A recent study suggest that these latitude-dependent variations may be due to selection related to winter temperature and not to UV radiation as suggested by previous studies. Indeed, Shi et al. (2009) observed that low average temperature, but not UV radiation, was associated with high frequency of Arg72 in Eastern Asia.

Many studies have investigated the associations of TP53 polymorphisms with increased risk for cancers. Codon 72 (Arg/Pro), intron 6 (G>A) and intron 3 duplication are the more extensively studied. However, in several cases, putative associations have been challenged by subsequent studies. In lung cancer for example, the codon 72 Pro/Pro genotype has been associated with an elevated risk (Kawajiri 1993, Wu 2002). Another study showed that the Arg/Pro genotype contributes to heritable susceptibility for smoke-induced lung carcinoma (Fan 2000). However, the results were not confirmed in six other case-control studies (Weston 1997). In fact, two meta-analyses have been performed and report different results. One included 13 studies on the above mentioned 3 TP53 polymorphisms and lung cancer risk and failed to found any significant association (Matakidou 2003). Another one included 23 published studies and report that the Pro allele at codon 72 is a low-penetrant risk factor for developing lung cancer, especially in Asians and caucasians, in lung adenocarcinoma, or in smokers (Li 2009). In breast cancer, a large recent study has found that none of the frequent TP53 SNPs were associated with breast cancer risk (Baynes 2007). In ovarian cancer, a pooled analysis of individual data from 49 studies (Klug 2009) did not found any association between cervical cancer and codon 72 polymorphis. Subgroup analyses indicated that excess risks were most likely not due to clinical or biological factors, but to errors in study methods.

The intron 3 duplication has been found to be associated with increased risk of colorectal cancer in a case-control study and correlated with a reduced level of TP53 mRNA in lymphoblastoid cell-lines (Gemignani 2004). However, because of a strong linkage disequilibrium between the intron 3 duplication and the codon 72 variant, it can not been determined from these experiments whether the intron 3 duplication alone influences mRNA stability or if this effect requires the Pro codon 72 variant. In Wu et al. (2002)), haplotypes (Codon 72 Arg/Pro, intron 6 G>A and intron 3 duplication) were found to be associated with increased lung cancer risk and correlated with higher apoptotic indices and DNA repair capacity in lymphoblastoid cell-lines. These experimental data suggest that these polymorphisms may affect p53 function. A recent meta-analysis including a total of 9801 cases and 10,391 controls from 26 studies (Hu Z, 2010), revealed that the 16 bp insertion (Ins) allele was significantly associated with an increased cancer risk in overall analysis and particularly in the breast cancer subgroup (Ins/Ins versus Del/Del: OR = 1.81, 95% CI = 1.30-2.52, P < 0.001).

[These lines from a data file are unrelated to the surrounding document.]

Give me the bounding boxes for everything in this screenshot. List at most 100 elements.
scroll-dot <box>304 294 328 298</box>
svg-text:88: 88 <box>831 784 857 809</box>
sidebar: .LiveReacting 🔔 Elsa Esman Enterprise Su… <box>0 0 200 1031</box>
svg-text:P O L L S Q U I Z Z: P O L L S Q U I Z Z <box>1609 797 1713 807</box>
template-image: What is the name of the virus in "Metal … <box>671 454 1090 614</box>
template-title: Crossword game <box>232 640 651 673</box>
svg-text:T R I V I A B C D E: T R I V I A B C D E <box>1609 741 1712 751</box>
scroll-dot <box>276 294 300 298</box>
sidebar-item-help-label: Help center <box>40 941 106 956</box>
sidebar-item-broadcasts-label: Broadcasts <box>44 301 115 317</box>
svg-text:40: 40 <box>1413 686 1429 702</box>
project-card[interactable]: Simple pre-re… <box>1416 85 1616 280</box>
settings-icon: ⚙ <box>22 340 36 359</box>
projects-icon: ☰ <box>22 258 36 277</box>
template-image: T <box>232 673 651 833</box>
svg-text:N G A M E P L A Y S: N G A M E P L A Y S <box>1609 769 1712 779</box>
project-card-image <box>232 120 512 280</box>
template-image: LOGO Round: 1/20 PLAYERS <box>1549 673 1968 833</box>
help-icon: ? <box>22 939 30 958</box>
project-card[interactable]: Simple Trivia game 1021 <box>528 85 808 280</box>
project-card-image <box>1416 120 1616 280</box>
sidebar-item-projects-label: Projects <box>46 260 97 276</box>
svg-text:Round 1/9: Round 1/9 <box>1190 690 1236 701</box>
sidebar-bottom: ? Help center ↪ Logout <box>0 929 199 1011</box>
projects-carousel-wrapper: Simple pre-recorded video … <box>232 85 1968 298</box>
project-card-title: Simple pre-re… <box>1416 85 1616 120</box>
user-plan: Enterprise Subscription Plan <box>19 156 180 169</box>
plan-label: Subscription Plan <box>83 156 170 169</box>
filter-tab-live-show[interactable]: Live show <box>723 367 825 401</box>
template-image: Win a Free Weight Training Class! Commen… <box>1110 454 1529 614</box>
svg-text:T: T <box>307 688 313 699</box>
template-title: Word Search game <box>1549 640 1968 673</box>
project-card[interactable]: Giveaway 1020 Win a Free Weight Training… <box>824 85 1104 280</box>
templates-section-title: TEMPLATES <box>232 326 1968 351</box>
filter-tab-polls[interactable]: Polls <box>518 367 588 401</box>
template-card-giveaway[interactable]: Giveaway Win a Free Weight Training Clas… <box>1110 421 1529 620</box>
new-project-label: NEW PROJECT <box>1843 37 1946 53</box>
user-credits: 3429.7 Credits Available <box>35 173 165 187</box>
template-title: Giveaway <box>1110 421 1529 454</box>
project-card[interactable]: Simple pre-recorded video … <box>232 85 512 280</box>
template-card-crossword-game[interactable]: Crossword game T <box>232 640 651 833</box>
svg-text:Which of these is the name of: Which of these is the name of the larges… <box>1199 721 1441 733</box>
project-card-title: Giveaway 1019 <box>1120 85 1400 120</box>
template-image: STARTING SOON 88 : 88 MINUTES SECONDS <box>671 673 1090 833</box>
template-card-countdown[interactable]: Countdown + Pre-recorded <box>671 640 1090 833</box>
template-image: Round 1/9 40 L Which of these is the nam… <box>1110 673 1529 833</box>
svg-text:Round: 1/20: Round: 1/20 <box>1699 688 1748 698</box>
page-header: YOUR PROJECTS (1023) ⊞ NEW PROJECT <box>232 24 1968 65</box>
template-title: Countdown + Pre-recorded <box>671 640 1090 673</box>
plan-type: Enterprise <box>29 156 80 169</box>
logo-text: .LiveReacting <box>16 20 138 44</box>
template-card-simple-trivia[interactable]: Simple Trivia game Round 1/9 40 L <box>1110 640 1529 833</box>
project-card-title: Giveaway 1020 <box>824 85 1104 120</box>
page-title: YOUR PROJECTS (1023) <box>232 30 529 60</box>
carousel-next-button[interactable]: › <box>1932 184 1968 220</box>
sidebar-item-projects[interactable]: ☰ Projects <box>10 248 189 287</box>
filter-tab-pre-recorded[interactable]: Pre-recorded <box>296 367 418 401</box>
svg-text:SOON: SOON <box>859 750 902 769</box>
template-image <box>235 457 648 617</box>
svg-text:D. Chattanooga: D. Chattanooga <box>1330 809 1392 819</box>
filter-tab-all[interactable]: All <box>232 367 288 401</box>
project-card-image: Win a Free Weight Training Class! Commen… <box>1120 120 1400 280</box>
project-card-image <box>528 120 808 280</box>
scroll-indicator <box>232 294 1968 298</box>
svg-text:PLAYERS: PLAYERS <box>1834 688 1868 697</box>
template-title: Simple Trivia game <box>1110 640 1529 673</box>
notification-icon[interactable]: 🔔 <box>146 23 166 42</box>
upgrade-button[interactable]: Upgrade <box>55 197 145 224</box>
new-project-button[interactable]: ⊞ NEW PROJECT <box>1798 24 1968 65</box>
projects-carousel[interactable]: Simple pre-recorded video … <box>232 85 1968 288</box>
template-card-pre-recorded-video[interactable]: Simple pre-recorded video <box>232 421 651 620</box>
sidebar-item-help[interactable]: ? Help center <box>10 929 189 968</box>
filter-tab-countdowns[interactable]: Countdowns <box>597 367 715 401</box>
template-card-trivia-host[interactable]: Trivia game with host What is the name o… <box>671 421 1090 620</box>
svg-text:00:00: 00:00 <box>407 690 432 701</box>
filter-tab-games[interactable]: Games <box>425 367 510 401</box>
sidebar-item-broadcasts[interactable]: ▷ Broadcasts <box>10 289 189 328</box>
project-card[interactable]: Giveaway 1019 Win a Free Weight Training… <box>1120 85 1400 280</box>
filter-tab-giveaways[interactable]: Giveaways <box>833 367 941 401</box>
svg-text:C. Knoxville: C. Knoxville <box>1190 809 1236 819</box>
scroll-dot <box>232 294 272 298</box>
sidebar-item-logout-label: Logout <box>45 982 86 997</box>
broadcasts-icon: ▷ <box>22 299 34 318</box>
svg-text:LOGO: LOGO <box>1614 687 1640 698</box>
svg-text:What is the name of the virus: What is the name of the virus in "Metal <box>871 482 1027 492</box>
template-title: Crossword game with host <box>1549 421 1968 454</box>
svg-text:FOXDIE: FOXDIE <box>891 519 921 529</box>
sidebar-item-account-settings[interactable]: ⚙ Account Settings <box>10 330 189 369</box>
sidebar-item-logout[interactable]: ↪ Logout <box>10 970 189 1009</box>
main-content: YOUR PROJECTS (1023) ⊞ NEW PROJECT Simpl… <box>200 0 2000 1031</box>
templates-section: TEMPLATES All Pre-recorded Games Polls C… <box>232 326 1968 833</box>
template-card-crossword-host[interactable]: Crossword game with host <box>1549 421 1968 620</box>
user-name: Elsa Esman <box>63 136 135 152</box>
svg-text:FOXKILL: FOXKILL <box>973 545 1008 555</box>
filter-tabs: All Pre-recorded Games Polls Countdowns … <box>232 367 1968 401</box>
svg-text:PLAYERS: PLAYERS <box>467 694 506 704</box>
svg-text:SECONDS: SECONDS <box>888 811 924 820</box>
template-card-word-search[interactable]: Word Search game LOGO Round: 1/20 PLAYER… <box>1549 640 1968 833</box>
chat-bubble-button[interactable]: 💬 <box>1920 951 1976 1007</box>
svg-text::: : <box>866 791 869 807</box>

In another meta-analysis based on case-control studies (He 2011), IVS3 16 bp was reported to be an important genetic marker contributing to susceptibility of breast cancer.

The polymorphic variant at codon 72 has been shown to be an intragenic modifier of mutant p53 behavior (Marin 2000). Arg72-containing allele was preferentially mutated and retained in squamous cell tumours arising in Arg/Pro germline heterozygotes and was more potent in neutralizing p73-induced apoptosis and cooperating with EJ-Ras to transfrom cells. Other studies in colorectal (Schneider-Stock 2004), lung (Nelson 2005), and head and neck cancers (Schneider-Stock 2004) cancers have aslo found that in Arg/Pro germline heterozygotes, the Pro allele is preferentially lost and the Arg allele is preferentially mutated.